Gesù lascia i discepoli (ascensione) e questi se ne vanno con grande gioia.
Perché può apparire strana questa situazione descritta dal vangelo?
Come cristiani spesso trascuriamo la nuova presenza di Cristo nel mondo e negli uomini. Dopo l'esperienza del Crocifisso Risorto, i discepoli non vedono più Gesù con i sensi ma, nella modalità propria della fede, lo percepiscono e incontrano vivo e operante. Nel creato, in ogni essere, nello svolgersi della storia, il Cristo è l'energia vitale che rende possibile l'esistenza e la rilancia nel continuo superamento delle forme. Il cristianesimo è via per la persona, la quale è relazione. La comunità cristiana come può essere testimone del suo Signore? Prima di tutto, riconoscendo che è al centro: a lui spetta il primato e lui è il criterio ultimo dell'essere e dell'agire. L'ignoranza del vangelo è ignoranza di Cristo, diceva Girolamo, il primo traduttore in latino della Bibbia. L'obiettivo di Gesù è l'umanizzazione, cioè la piena realizzazione dell'immagine di Dio che ogni uomo è.
Per camminare su questa strada occorre il coraggio di superare le paure che paralizzano la parola e l'azione. Come può la paura non impossessarsi della nostra vita? “Nell'amore non c'è paura; anzi, l'amore perfetto caccia via la paura, perché chi ha paura teme un castigo. Quindi chi ha paura non è perfetto nell'amore” (prima lettera di Giovanni 4,18). Il caso serio, allora, è la fede. Questa non è solo credere a delle verità, ma vivere l'unione con il Cristo-Parola grazie al dono del suo Spirito che abita nello spirito umano, nell'interiorità. Il Dio, che è ovunque e riempie l'universo, vuole incontrarmi nel profondo del mio essere. Paolo, conquistato da Gesù, scriveva ai Galati: “Non sono più io che vivo, ma Cristo vive in me” (2,20, in un amore fusionale che non annulla le differenze. Questa esperienza è offerta a tutti: “E' Dio stesso che vi ha chiamati a condividere la vita di suo Figlio Gesù Cristo nostro Signore; e Dio mantiene fede” (1Cor 1,9).

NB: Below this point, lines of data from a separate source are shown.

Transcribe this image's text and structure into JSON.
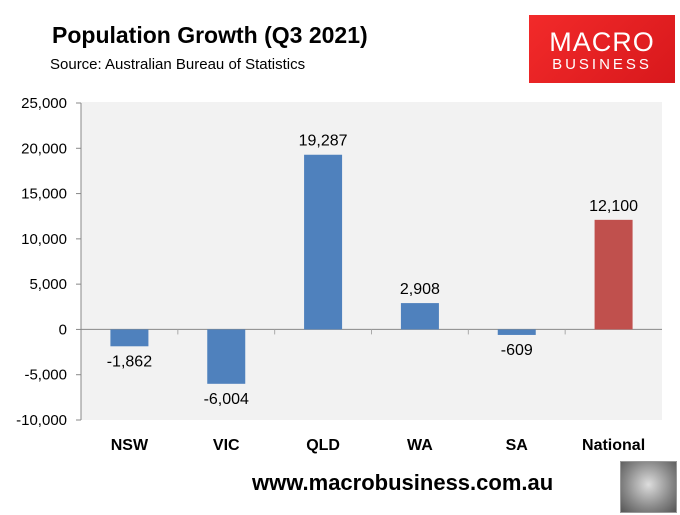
{
  "chart_data": {
    "type": "bar",
    "title": "Population Growth (Q3 2021)",
    "subtitle": "Source: Australian Bureau of Statistics",
    "categories": [
      "NSW",
      "VIC",
      "QLD",
      "WA",
      "SA",
      "National"
    ],
    "values": [
      -1862,
      -6004,
      19287,
      2908,
      -609,
      12100
    ],
    "value_labels": [
      "-1,862",
      "-6,004",
      "19,287",
      "2,908",
      "-609",
      "12,100"
    ],
    "ylim": [
      -10000,
      25000
    ],
    "yticks": [
      25000,
      20000,
      15000,
      10000,
      5000,
      0,
      -5000,
      -10000
    ],
    "ytick_labels": [
      "25,000",
      "20,000",
      "15,000",
      "10,000",
      "5,000",
      "0",
      "-5,000",
      "-10,000"
    ],
    "grid": false,
    "colors": {
      "states": "#4f81bd",
      "National": "#c0504d",
      "plot_bg": "#f2f2f2"
    }
  },
  "branding": {
    "logo_line1": "MACRO",
    "logo_line2": "BUSINESS",
    "url": "www.macrobusiness.com.au",
    "logo_color": "#e8201f"
  }
}
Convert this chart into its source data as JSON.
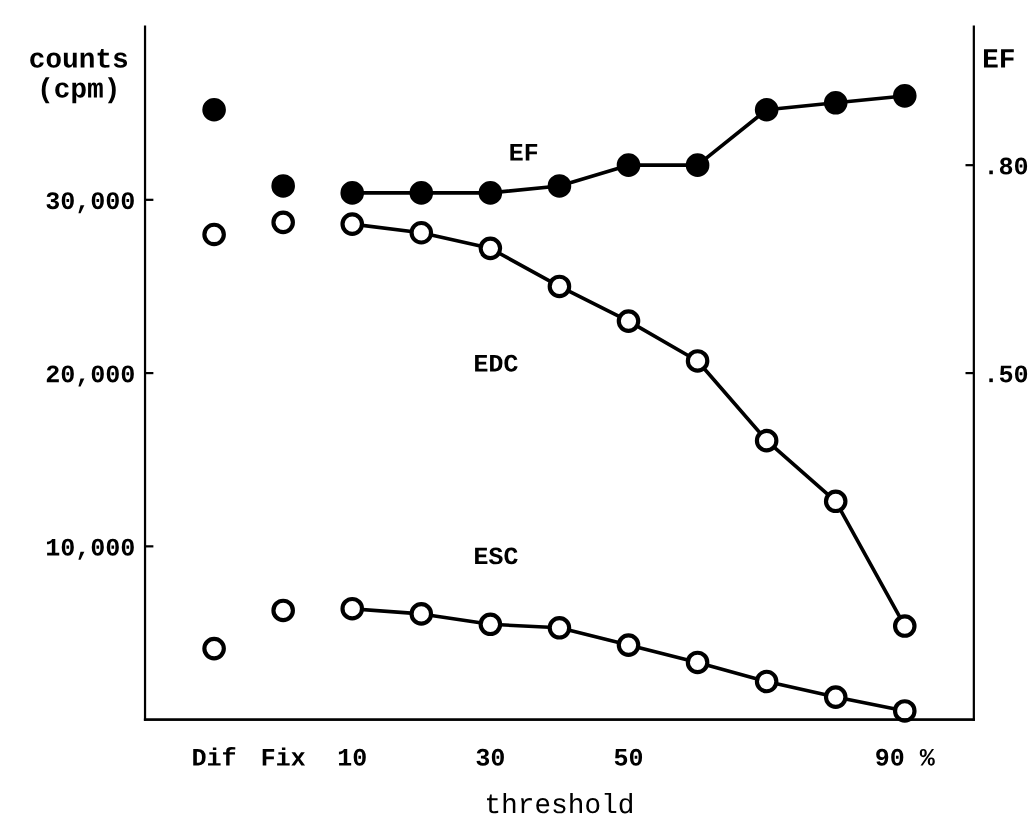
{
  "chart_data": {
    "type": "line",
    "ylabel": "counts\n(cpm)",
    "y2label": "EF",
    "xlabel": "threshold",
    "categories": [
      "Dif",
      "Fix",
      "10",
      null,
      "30",
      null,
      "50",
      null,
      null,
      null,
      "90 %"
    ],
    "series": [
      {
        "type": "scatter",
        "color": "#000000",
        "axis": "y2",
        "values": [
          0.88,
          0.77,
          null,
          null,
          null,
          null,
          null,
          null,
          null,
          null,
          null
        ]
      },
      {
        "name": "EF",
        "color": "#000000",
        "axis": "y2",
        "values": [
          null,
          null,
          0.76,
          0.76,
          0.76,
          0.77,
          0.8,
          0.8,
          0.88,
          0.89,
          0.9
        ]
      },
      {
        "type": "scatter",
        "color": "#ffffff",
        "values": [
          28000,
          28700,
          null,
          null,
          null,
          null,
          null,
          null,
          null,
          null,
          null
        ]
      },
      {
        "name": "EDC",
        "color": "#ffffff",
        "values": [
          null,
          null,
          28600,
          28100,
          27200,
          25000,
          23000,
          20700,
          16100,
          12600,
          5400
        ]
      },
      {
        "type": "scatter",
        "color": "#ffffff",
        "values": [
          4100,
          6300,
          null,
          null,
          null,
          null,
          null,
          null,
          null,
          null,
          null
        ]
      },
      {
        "name": "ESC",
        "color": "#ffffff",
        "values": [
          null,
          null,
          6400,
          6100,
          5500,
          5300,
          4300,
          3300,
          2200,
          1300,
          500
        ]
      }
    ],
    "ylim": [
      0,
      40000
    ],
    "yticks": [
      {
        "value": 10000,
        "label": "10,000"
      },
      {
        "value": 20000,
        "label": "20,000"
      },
      {
        "value": 30000,
        "label": "30,000"
      }
    ],
    "y2lim": [
      0,
      1.0
    ],
    "y2ticks": [
      {
        "value": 0.5,
        "label": ".50"
      },
      {
        "value": 0.8,
        "label": ".80"
      }
    ],
    "marker": "circle",
    "line_style": "solid",
    "grid": false
  }
}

Al di fuori di un cammino di costante apertura a tale straordinario dono divino, non è possibile testimoniare nella propria vita le beatitudini, l'amore dei nemici, il rispondere al male con il bene... Questa fede e l'amore sono strettamente unite (come sorelle, e, dice Peguy, tenute per mano dalla minore, la speranza).
La tradizione cristiana, arricchita anche dalle intuizioni di altre religioni, ha un tesoro da mettere a disposizione per l'incontro e la crescita della relazione con Dio. In questo sta la missione evangelizzatrice (non conquista o proselitismo) della comunità cristiana. Il sale che perde il sapore non serve a niente. Da questo rischio occorre guardarsi.
Ci si interroga su cosa la comunità cristiana riesca a dire agli uomini d'oggi. La chiesa è per il mondo. Eppure si ha la sensazione che troppo spesso il mondo (le vicende della vita, i problemi che toccano le persone, le angosce e le speranze, le paure e le difficoltà, i movimenti per salvare-umanizzare il pianeta e le relazioni fra gli uomini) resti fuori, salvo che in qualche preghiera dei fedeli nella Messa.
Questo è uno degli elementi che emerge dal cammino sinodale (camminare insieme) della chiesa italiana, in corso fino al prossimo anno e che finora ha coinvolto circa 50 mila piccoli gruppi che hanno condiviso gioie e difficoltà dell'esperienza comunitaria, in un clima di reciproco ascolto. Un cammino che papa Francesco ha avviato in tutto il mondo per cogliere la voce dello Spirito per il tempo presente e così “rivestiti di potenza dall'alto”, come Chiesa, adeguarsi in obbedienza e gioia. Un cammino coraggioso, non scevro di resistenze, che richiederà il superamento di forme oggi inadeguate (seppure valide in altri tempi o contesti).